For one, this is the sixth massive military demonstration focused on encircling Taiwan since August 2022.
Justice Mission 2025 involves all Chinese military branches of the Eastern Theater responsible for executing any war against Taiwan—including rocket, naval, air force, and coast guard.
If past is prologue, Chinese military operations will last for several days before returning to average levels of military activity. During this time, expect new weapon systems to be demonstrated in live-fire exercises, such as the YJ-20 anti-ship ballistic missile fired from a Chinese destroyer on Dec. 28 with a range in excess of 1,000 miles.
Chinese military forces may also attempt to board and inspect vessels transiting the Taiwan Strait—a threat first leveled in April 2023 and since acted on against Taiwan’s shipping around its island of Kinmen.
Another troubling incident refuted by Taiwan is Chinese state media is drone video taken during Justice Mission 2025 of downtown Taipei.
If true, this drone very likely violated territorial airspace—a red line not crossed in over 67 years.
This would signal Beijing is much more willing to take risks, and closer to shedding blood than any time since the second Taiwan crisis of 1958.
Over 1,000 people were killed, several ships were sunk from both sides, and 31 Communist Chinese jets were shot down.
Should the current “exercises” by the Chinese military spiral into open hostilities, it is less clear how a large-scale war would be averted.
Unlike the third Taiwan crisis of 1996, the military balance is more in favor of Beijing than ever before.
The United States sent two carrier strike groups toward Taiwan as Beijing flexed its naval and rocket forces in an abortive effort to scuttle the election of Taiwanese President Lee Teng-hui—who Beijing viewed as pro Taiwan independence.
Today, the U.S. Navy has two carrier strike groups and an amphibious ready group nearby, as well as significant amounts of land-based aircraft stationed in Japan and Korea
While impressive, China has built up a capability to target U.S. forces within 1000 miles of the mainland under a withering fire of land-based, sea-launched and air-launched missiles.
Beijing has a fleet of 400 modern naval warships to America’s 290 and a rocket force that numbers in the thousands.
Should war come between China and a U.S.-led coalition to deny China from seizing Taiwan, it would exceed in intensity anything seen in Ukraine or the Middle East in recent years.
While such a war would be disastrous for everyone, Beijing for decades has been preparing for while America and its allies are only now coming to terms.
Deterring war today requires capacity and unexpected actions to knock Beijing off its timelines.
It is never too late to bolster U.S. and allied defenses to deter and, if necessary, prevail in what would be a long and very uncertain war.
War on this scale would not only determine the fate of Taiwan, but also America.
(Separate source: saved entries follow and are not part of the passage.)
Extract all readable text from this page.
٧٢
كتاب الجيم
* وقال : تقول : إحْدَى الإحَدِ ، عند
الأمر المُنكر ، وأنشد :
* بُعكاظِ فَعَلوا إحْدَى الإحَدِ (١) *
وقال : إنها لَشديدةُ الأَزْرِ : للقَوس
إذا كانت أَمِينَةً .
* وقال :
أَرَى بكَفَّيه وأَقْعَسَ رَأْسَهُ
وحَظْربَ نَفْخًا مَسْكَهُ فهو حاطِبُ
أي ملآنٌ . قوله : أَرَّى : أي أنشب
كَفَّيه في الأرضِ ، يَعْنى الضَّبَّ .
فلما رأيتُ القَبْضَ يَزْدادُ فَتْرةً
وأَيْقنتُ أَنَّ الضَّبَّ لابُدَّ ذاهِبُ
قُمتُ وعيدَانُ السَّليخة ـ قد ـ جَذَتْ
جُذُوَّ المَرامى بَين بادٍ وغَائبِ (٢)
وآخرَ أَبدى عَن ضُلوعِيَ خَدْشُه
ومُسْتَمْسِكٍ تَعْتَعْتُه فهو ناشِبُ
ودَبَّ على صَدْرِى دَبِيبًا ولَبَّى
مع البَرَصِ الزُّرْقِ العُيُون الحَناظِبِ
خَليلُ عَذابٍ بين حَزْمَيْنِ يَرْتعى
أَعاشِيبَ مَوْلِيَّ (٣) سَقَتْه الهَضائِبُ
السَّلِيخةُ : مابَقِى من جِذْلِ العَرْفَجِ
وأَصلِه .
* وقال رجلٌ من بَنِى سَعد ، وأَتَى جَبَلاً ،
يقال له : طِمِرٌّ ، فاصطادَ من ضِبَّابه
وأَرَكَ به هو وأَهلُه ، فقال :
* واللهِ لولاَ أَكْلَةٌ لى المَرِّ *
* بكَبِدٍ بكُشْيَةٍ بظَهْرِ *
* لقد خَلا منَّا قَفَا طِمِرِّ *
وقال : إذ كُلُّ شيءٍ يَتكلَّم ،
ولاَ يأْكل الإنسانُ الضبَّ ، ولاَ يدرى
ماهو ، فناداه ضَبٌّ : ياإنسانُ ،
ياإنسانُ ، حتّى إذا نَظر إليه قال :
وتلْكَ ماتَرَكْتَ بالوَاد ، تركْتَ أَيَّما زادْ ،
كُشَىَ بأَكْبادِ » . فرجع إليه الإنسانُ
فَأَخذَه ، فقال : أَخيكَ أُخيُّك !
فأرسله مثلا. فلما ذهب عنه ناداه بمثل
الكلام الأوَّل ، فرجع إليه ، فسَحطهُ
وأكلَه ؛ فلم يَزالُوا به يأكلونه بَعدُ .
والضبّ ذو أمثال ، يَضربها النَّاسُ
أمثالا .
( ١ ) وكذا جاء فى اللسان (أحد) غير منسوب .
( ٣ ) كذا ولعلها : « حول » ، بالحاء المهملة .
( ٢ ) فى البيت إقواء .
For this reason, greater efforts to rebuild our defense industry, build warships, increase stockpiles of key munitions, and further integrate war planning with key allies in measurable ways is urgently needed in the coming months.
Justice Mission 2025 is a reminder China is preparing for war as America’s enemies undermine U.S. vital national interests and dismantle the entire international system that has benefited the American people for more than eight decades.
Platitudes will not deter aggressive dictators. Actions are all that matters. The question for 2026 is, will America be able to keep Asian tensions from boiling over?